# Commemorative Editions of the AV



## JM (Dec 2, 2010)

From the Trinitarian Bible Society:



> We plan to publish a commemorative edition of the AV in two or three binding styles, and also our new Westminster edition, which will be a high quality reference Bible, utilizing the cross reference system from the John Brown of Haddington Self Interpreting Bible published in the 1860-70 era. As these references are so numerous, we will use a double margin system, and also incorporate therein alongside their occurrence, definitions of the words from our Bible Word List, several hundred words in the AV that are no longer in everyday use, or are now used with a different meaning.

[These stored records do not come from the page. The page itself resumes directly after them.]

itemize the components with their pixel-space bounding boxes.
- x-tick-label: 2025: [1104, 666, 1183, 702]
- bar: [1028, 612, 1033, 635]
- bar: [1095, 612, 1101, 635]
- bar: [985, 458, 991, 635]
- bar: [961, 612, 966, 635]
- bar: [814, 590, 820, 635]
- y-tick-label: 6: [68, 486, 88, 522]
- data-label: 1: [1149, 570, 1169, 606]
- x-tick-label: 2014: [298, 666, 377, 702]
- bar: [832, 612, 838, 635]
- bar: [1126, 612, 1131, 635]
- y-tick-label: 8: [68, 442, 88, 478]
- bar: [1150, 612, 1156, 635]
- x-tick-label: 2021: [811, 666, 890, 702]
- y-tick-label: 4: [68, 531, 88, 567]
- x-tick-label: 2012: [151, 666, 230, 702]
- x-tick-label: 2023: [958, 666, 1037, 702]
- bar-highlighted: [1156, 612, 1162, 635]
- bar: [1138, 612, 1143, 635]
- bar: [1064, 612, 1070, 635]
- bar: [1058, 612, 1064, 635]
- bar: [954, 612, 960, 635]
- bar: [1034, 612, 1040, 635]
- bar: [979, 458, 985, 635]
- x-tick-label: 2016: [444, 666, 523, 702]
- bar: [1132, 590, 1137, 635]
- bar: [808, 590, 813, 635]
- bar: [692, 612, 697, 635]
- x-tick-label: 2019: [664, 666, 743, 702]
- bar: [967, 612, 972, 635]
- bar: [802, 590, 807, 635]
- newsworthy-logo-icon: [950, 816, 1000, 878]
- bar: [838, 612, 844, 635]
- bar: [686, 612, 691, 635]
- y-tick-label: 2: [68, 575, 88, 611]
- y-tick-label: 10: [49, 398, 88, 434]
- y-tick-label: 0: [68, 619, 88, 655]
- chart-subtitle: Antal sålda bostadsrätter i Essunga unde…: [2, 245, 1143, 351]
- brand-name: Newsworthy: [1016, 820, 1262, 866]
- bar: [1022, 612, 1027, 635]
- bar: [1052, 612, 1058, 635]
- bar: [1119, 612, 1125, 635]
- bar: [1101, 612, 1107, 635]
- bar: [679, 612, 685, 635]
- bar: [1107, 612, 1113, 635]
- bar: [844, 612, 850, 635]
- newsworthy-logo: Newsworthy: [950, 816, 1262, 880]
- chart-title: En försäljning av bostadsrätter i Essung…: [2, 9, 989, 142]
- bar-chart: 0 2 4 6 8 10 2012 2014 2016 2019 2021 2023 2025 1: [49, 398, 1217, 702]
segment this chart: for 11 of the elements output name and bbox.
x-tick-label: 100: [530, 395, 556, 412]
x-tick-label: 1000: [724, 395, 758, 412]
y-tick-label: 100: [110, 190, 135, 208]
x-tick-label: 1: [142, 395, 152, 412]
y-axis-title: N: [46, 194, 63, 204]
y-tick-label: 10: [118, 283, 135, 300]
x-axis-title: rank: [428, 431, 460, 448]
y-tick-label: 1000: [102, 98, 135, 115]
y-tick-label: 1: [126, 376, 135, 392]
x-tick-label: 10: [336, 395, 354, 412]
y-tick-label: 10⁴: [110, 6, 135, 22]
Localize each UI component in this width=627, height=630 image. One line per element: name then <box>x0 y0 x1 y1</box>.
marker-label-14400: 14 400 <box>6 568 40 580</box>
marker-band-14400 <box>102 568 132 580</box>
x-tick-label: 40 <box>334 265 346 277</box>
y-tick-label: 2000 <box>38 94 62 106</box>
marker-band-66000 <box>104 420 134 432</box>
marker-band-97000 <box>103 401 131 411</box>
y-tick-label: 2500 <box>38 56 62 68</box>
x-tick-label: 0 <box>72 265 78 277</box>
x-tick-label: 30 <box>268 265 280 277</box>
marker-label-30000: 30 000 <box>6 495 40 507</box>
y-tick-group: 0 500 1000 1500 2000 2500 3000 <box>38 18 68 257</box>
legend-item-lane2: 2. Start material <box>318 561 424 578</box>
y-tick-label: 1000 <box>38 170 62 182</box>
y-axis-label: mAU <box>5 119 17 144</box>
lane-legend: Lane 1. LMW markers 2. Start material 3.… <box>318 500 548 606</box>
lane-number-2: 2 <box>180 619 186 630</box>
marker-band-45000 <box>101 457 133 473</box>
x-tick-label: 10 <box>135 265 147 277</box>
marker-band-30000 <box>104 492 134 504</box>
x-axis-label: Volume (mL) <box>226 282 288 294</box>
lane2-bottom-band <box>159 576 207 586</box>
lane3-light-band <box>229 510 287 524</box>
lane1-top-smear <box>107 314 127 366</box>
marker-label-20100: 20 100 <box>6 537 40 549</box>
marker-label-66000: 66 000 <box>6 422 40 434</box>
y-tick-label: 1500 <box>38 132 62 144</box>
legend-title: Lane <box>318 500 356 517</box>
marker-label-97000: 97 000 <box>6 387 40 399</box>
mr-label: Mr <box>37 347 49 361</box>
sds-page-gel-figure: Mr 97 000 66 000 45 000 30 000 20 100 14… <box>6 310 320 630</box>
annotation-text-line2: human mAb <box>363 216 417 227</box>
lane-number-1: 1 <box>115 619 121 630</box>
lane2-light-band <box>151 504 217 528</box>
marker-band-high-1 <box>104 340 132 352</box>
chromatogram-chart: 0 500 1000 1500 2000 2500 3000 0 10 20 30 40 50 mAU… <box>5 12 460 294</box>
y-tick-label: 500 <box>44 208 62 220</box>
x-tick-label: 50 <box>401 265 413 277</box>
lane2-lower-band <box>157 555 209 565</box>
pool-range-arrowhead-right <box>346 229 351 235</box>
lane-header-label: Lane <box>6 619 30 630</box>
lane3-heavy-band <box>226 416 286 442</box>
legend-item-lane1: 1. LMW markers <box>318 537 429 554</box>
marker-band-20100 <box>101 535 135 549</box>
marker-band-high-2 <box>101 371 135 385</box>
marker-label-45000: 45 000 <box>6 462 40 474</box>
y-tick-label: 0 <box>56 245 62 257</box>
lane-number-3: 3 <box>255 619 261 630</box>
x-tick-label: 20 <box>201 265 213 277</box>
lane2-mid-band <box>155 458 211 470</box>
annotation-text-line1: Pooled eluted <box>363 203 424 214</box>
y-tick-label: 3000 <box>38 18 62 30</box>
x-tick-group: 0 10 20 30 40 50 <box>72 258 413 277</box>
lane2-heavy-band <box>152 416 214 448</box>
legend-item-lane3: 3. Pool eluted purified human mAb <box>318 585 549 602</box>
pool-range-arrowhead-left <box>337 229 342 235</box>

I'm looking forward to this edition but have never seen Haddington's Self Interpreting Bible. Is it online? 

Any other editions to look for?

j


----------



## Phil D. (Dec 2, 2010)

John Brown of Haddington Self Interpreting Bible


----------



## Bradwardine (Dec 2, 2010)

R.L. Allan's are well know for producing (probably) the best leather bound Bibles in the world.

From their website (Bibles Direct - Home)

"R.L.Allan & Son Publishers Ltd have now been appointed by Her Majesty Queen Elizabeth as official publishers of the King James Authorized Version in Scotland where the Sovereign holds the perpetual copyright.

We will soon be celebrating the quadcentennial of the first edition of the KJV Bible which was originally printed in 1611.

The 400th anniversary edition Longprimer Blue #53BL will be released first week in December, and can be pre-ordered now at £110. It will be bound in Atlantic blue calfskin with red ribbon markers and blue under gold page edges."

For reviews of previous Allan's Bibles see Bible Design and Binding

(Note the Authorised / King James Bible is not copyright-free as is often assumed , but as the above quote indicates copyright is held by the British Sovereign).

The Allan's commemorative edition will be well worth looking out for.


----------



## bookslover (Dec 2, 2010)

Bradwardine said:


> (Note the Authorised / King James Bible is not copyright-free as is often assumed , but as the above quote indicates copyright is held by the British Sovereign).


 
So, do American publishers of the KJV actually literally get permission from Her Majesty's Government to publish it? One wonders...


----------



## LawrenceU (Dec 2, 2010)

Jason, where did you read the particulars on the upcoming bible? I could not find it on TBS' website.


----------



## JM (Dec 2, 2010)

I sent an email asking TBS if they were publishing any new Bibles to mark the 400 year anniversary of the AV and David Larlham (Assistant General Secretary) reply with the quote I posted in the op. I'm looking forward to this new edition but the response was limited and so I sent another email with more questions, I'll post the answers when/if he responds. 

j


----------



## SolaGratia (Dec 3, 2010)

According to what I heard from TBS, only John Brown of Haddington Reference System is going to be included in this KJV Bible, not his commentary study notes.


----------



## JM (Dec 3, 2010)

Right, just the cross reference system.


----------



## Bradwardine (Dec 3, 2010)

bookslover said:


> Bradwardine said:
> 
> 
> > (Note the Authorised / King James Bible is not copyright-free as is often assumed , but as the above quote indicates copyright is held by the British Sovereign).
> ...


 
That's the problem with the colonies and their revolutions !


----------



## C. M. Sheffield (Dec 3, 2010)

There is also this one from Oxford: 

The King James Bible: 400th Anniversary Edition


----------



## Phil D. (Dec 3, 2010)

Speaking of the original KJV, I have an original title page folio (for 1st Corinthians) from a 1611 first edition pulpit Bible, of which about 1500 were produced. Very cool.


----------



## tleaf (Dec 3, 2010)

The "Self-Interpreting Bible" has many resources, even though dated, including photographs of the bible lands, etc., much like the Thompson bibles. You can download and print portions at The Self-Interpreting Bible by the Rev. John Brown.

I find these older bibles much more interesting than the plethora of "modern" ones.


----------